O conceito de vida

O

Os religiosos descrevem a vida como aquilo que tem sua origem na concepção. Os cientistas a descrevem segundo uma certa combinação de fatores. Por assim dizer, os dois grupos aplicam “regras de descrição” diferentes. Porém, o que cada um descreve como vida, e ser vivo, não pode ser justificado por nenhuma experiência do mundo, pois a “experiência” que cada um tem é determinada pelas regras que eles aplicam. Mais do que isso, a experiência pressupõe as regras. Se a descrição pressupõe as regras, nenhuma das duas diferentes regras de descrição — a científica ou a religiosa — pode ser justificada pela própria descrição. Aquilo que é pressuposto não pode ser justificado pelo resultado da pressuposição (ou então, aquilo que é condição de possibilidade de descrição não pode ser justificado pela própria descrição).

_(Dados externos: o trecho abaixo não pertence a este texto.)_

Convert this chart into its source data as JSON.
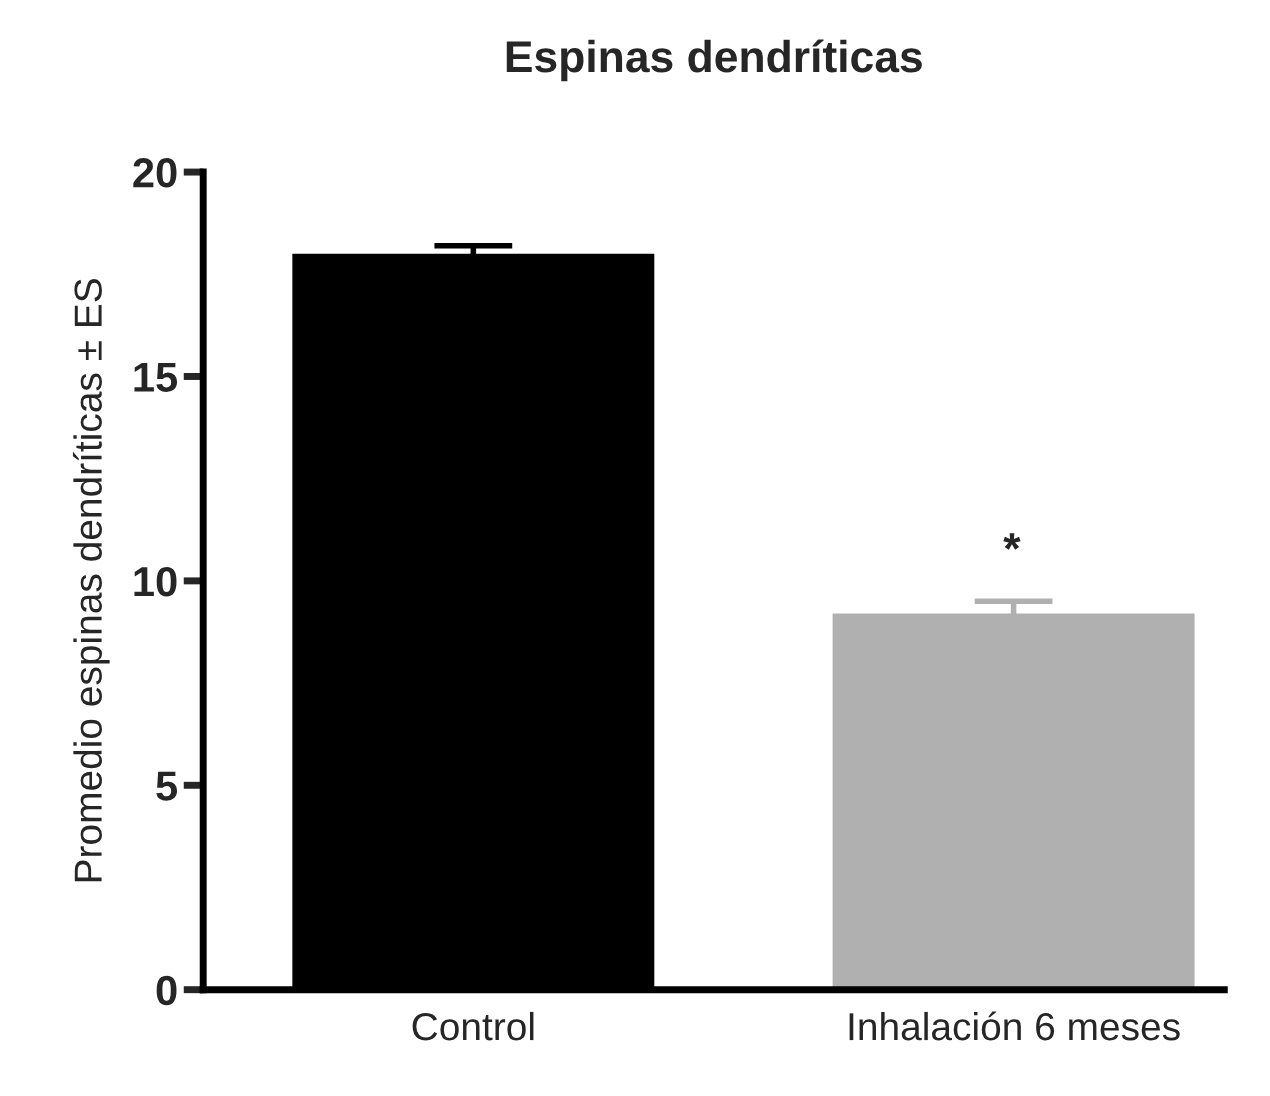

Desse modo, não se pode falar de “um conceito de vida correto” absolutamente, pois um conceito de vida é correto sempre em relação às suas regras de descrição. A pretensão de identificar descrições certas ou erradas, verdadeiras ou falsas, corretas ou incorretas, é equívoca — quando se está comparando modelos de descrição. Não há pontos de convergência entre eles. Não há uma experiência pura que possa testemunhar a favor de um ou de outro. Não há nada em comum entre dois modelos diferentes de descrição.

Portanto, toda tentativa de justificar o conceito de vida é o gesto de imposição de um modelo. Não de justificação.

Isso quer dizer que nenhuma investigação empírica pode justificar o conceito de vida. Nas discussões que orbitam esse conceito — aborto, células tronco, etc — devemos portanto abandonar a pretensão de justificar e nos deter nas consequências das possíveis mudanças conceituais para nossa organização social, jurídica, para o sistema de saúde pública, para as mães grávidas, etc. O que justifica as mudanças, o que as legitima, é o interesse pelas consequências de uma possível alteração das formas de organização social ligadas ao conceito — e não uma experiência ao qual o conceito “corresponda”. As regras organizam as práticas e usos linguísticos e o conceito de vida não escapa a esse destino, ele também depende de regras que constituem seu significado — e com isso não está excluída a possibilidade de regras diferentes, que são apenas diferentes e não erradas ou falsas.

((Observações sobre a gramática do conceito de vida))

PS. É possível — e talvez até salutar — que parte de vocês não entendam o que eu aqui estou discutindo. Não se preocupem! A propósito, os parênteses duplos são tiradas de humor, pra bons entendedores.